Mutual fund managers struggle to stay ahead of their benchmark for very long, according to research from an S&P Global unit.
A small portion of U.S. stock funds that beat the S&P Composite 1500 in the three-year trailing period ending in 2016 continued to outperform through the end of last year, S&P Dow Jones Indices said in its most recent semiannual report on “fleeting alpha,” analyzing whether mutual funds from one three-year period continued to outperform thereafter.

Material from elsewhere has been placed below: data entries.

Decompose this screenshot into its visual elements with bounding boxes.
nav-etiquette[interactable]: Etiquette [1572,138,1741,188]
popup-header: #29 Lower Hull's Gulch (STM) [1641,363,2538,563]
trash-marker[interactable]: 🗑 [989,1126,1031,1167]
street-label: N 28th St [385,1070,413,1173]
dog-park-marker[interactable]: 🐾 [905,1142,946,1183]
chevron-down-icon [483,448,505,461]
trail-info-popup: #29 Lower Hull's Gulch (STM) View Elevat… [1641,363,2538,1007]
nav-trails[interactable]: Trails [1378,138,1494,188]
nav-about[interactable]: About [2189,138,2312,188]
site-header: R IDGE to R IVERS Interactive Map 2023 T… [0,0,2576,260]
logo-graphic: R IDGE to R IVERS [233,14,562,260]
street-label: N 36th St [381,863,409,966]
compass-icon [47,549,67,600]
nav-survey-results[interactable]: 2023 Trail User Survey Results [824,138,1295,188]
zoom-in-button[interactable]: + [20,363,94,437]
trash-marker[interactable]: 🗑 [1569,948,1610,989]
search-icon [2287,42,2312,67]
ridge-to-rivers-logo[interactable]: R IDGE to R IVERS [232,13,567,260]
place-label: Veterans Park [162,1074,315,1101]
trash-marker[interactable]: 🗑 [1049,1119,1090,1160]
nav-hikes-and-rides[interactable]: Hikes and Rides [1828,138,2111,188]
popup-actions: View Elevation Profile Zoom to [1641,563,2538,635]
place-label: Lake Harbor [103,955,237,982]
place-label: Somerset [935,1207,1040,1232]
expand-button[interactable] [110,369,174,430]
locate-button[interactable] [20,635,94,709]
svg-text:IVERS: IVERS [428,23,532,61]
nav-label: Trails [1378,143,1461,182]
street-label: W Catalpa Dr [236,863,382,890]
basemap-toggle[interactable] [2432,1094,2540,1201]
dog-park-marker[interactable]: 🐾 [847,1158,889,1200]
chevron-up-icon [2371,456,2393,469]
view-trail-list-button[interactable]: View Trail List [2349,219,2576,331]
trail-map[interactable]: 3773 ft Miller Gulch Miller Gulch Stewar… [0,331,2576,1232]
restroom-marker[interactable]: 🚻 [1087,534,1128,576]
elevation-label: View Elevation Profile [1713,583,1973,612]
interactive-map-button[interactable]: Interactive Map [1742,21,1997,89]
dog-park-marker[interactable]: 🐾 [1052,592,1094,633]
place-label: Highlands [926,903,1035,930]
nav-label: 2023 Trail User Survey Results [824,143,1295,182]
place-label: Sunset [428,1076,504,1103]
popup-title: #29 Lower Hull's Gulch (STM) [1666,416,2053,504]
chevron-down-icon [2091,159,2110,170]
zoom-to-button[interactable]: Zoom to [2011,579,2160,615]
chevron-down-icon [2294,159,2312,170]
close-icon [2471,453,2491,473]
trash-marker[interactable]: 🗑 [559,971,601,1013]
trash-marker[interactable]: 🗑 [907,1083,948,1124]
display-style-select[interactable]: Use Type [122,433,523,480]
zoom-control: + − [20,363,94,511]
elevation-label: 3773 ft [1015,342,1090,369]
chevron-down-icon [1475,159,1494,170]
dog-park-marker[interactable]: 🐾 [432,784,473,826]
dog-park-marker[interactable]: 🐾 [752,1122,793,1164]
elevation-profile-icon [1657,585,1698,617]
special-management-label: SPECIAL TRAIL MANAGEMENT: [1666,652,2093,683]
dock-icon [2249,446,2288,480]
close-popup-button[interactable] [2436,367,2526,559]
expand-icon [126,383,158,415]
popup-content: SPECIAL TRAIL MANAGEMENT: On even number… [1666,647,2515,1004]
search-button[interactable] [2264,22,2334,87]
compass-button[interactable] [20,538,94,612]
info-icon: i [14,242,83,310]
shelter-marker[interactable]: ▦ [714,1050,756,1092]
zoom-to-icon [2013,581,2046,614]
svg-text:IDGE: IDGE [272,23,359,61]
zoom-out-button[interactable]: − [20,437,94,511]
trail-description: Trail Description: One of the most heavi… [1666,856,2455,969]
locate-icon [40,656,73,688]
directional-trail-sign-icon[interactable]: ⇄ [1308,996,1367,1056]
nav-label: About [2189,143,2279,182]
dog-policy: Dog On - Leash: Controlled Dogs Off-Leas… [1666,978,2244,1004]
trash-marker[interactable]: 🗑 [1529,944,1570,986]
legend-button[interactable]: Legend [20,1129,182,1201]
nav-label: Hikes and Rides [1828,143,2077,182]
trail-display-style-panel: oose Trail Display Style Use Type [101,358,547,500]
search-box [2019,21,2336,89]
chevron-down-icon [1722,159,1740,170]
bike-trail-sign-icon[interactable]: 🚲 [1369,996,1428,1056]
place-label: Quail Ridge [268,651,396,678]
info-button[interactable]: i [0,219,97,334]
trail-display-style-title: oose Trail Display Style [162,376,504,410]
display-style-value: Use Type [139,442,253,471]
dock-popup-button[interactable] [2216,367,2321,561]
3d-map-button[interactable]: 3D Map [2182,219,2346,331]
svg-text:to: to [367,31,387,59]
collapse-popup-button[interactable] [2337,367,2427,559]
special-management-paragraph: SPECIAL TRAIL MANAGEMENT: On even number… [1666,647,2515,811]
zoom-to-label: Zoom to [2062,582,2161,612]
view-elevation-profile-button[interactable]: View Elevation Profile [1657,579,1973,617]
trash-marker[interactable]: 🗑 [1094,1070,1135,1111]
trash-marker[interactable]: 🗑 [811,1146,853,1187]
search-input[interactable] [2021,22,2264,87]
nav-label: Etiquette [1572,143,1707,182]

Just 12.9 percent of the 155 domestic equity funds that exceeded their benchmark in 2016 maintained their winning streak in each of the following three years.
“If I were a betting man, I would have higher chances of getting three consecutive heads on a flip of a coin,” Gaurav Sinha, the Americas head of research and design at S&P Dow Jones Indices, said Thursday in a phone interview. “My chances of success would be higher compared to the chances of me picking a fund that persists its performance for three consecutive years over its benchmark.”
Actively managed funds are more expensive than passive investment funds that merely track indexes — despite being unlikely to outperform over time. For its scorecard, S&P said it measured three-year annualized returns produced by funds on a net-of-fees basis.
The vast majority of domestic equity funds showed little persistence in outperformance — except for some small- and mid-cap managers, S&P said in the research report. “International equity funds, in general, did slightly better.”
Eight of the 18 domestic equity categories tracked by S&P had no funds that continued to outperform in each of three years following 2016. Funds that buy large-cap value stocks were among those particularly bad at persistently producing alpha, with none still beating their benchmark at the end of last year.
U.S. growth funds focused on mid-cap and small-cap stocks were bright spots in the scorecard, standing out for their alpha persistence.
Sixty-seven percent of mid-cap growth funds that had beaten their benchmarks in 2016 continued to outperform in 2019, the report shows, while half of the small-cap growth funds remained winners. Sinha cautioned, though, that a such small number of managers in each of those categories initially outperformed that it took relatively few examples of persistence to get to a high percentage of their success in 2019.
[II Deep Dive: Funds Saw Largest Ever Exodus in March, Morningstar Says]
As for international equity funds, thirty-one percent of small-cap managers kept their winning status for three years. That was the best-performing category among global funds, according to the report, which also revealed where managers struggled most.
“Emerging market funds did notably poorly, with no funds managing to repeat positive alpha after only the first two years,” S&P said.